Des sanctions en cas de non-respect

En cas de non-respect de la réglementation, et selon les cas de figure, les sanctions peuvent être lourdes, rappelle la FDSEA de la Somme. «En cas de contrôle sur l’exploitation, la non-utilisation de moyens appropriés pour la dérive des produits hors de la zone traitée peut entraîner une réduction des primes Pac de 3 %», explique Camille Lefranc, conseillère syndicale. En cas de non-respect d’une autre disposition de la réglementation sur les produits phytos, c’est encore 1 % des primes Pac qui «saute». Plus grave encore, des sanctions judiciaires (amende, peine d’emprisonnement…) peuvent aussi être prononcées en cas de dénonciation ou de plainte. En 2020 comme en 2021, les quelques contrôles effectués chez les agriculteurs étaient de nature pédagogique. Mais pour combien de temps encore ? La question mérite d’être posée dans un contexte de plus de plus pressant et avec la pression d’ONG dont il se murmure qu’elles sont «furax» des modifications apportées à la marge à la réglementation sur les ZNT par les pouvoirs publics suite à leurs recours. 

 

La profession aurait préféré une mobilisation «plus forte»

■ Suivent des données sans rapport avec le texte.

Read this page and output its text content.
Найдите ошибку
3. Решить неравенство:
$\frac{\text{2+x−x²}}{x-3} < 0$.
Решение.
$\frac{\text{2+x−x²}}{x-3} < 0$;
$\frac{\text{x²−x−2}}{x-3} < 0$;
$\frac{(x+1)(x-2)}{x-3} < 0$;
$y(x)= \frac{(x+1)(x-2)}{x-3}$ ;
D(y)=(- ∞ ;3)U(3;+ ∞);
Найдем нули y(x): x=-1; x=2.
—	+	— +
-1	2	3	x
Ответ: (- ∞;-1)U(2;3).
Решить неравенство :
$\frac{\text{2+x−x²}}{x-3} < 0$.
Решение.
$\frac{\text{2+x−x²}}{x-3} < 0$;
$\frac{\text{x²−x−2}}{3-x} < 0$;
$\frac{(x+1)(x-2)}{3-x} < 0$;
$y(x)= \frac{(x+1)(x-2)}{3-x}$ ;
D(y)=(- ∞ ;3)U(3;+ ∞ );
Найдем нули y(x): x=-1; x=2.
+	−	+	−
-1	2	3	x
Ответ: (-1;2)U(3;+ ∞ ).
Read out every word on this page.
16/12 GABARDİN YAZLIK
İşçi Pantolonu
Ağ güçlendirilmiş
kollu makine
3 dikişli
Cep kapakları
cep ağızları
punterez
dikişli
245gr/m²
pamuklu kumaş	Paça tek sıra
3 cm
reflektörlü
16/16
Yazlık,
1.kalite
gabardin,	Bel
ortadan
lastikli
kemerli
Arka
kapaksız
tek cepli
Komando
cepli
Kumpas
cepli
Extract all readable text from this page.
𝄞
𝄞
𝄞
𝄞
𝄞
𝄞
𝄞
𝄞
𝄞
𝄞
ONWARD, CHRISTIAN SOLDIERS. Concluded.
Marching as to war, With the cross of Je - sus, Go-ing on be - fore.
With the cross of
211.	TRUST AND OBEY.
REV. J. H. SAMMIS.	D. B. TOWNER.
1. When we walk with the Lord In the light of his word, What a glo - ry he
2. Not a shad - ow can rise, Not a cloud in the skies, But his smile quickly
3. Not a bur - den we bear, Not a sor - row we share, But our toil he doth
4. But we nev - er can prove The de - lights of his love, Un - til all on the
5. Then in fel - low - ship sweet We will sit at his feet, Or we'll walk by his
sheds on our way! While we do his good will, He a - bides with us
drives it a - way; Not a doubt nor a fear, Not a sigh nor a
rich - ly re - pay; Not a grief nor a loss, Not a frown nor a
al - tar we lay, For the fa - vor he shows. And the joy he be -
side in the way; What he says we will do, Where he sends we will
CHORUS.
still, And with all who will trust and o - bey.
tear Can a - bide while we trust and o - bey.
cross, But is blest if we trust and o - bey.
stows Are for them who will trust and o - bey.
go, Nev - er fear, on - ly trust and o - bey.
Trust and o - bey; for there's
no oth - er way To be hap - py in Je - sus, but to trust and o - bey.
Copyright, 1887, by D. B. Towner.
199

À quelques jours de la clôture de la consultation publique sur le dispositif de mise en place des zones de non-traitement, la FDSEA de la Somme a fait part de ses regrets sur une mobilisation qu’elle juge «trop faible». Le 14 décembre dernier, s’il y a bien eu jusqu’à 300 participants devant le Conseil d’État à Paris pour contester la décision de cette juridiction concernant les ZNT, Denis Bully aurait souhaité une mobilisation plus forte : «Nous avions l’occasion de marquer le coup… Cette journée a été éprouvante pour les manifestants alors qu’ils ont eu une attitude remarquable. L’enjeu de répondre à une consultation publique, c’est de limiter autant que possible les restrictions», a-t-il souligné. La secrétaire générale de la FDSEA, Marie-Françoise Lepers et qui était sur place, confirme : «J’espère sincèrement que nous devons organiser de nouvelles mobilisations, plus de monde y participera. Si nous ne sommes pas bloc par le nombre, il sera difficile de peser dans le débat». Qu’il s’agisse des ZNT ou de bien d’autres sujets.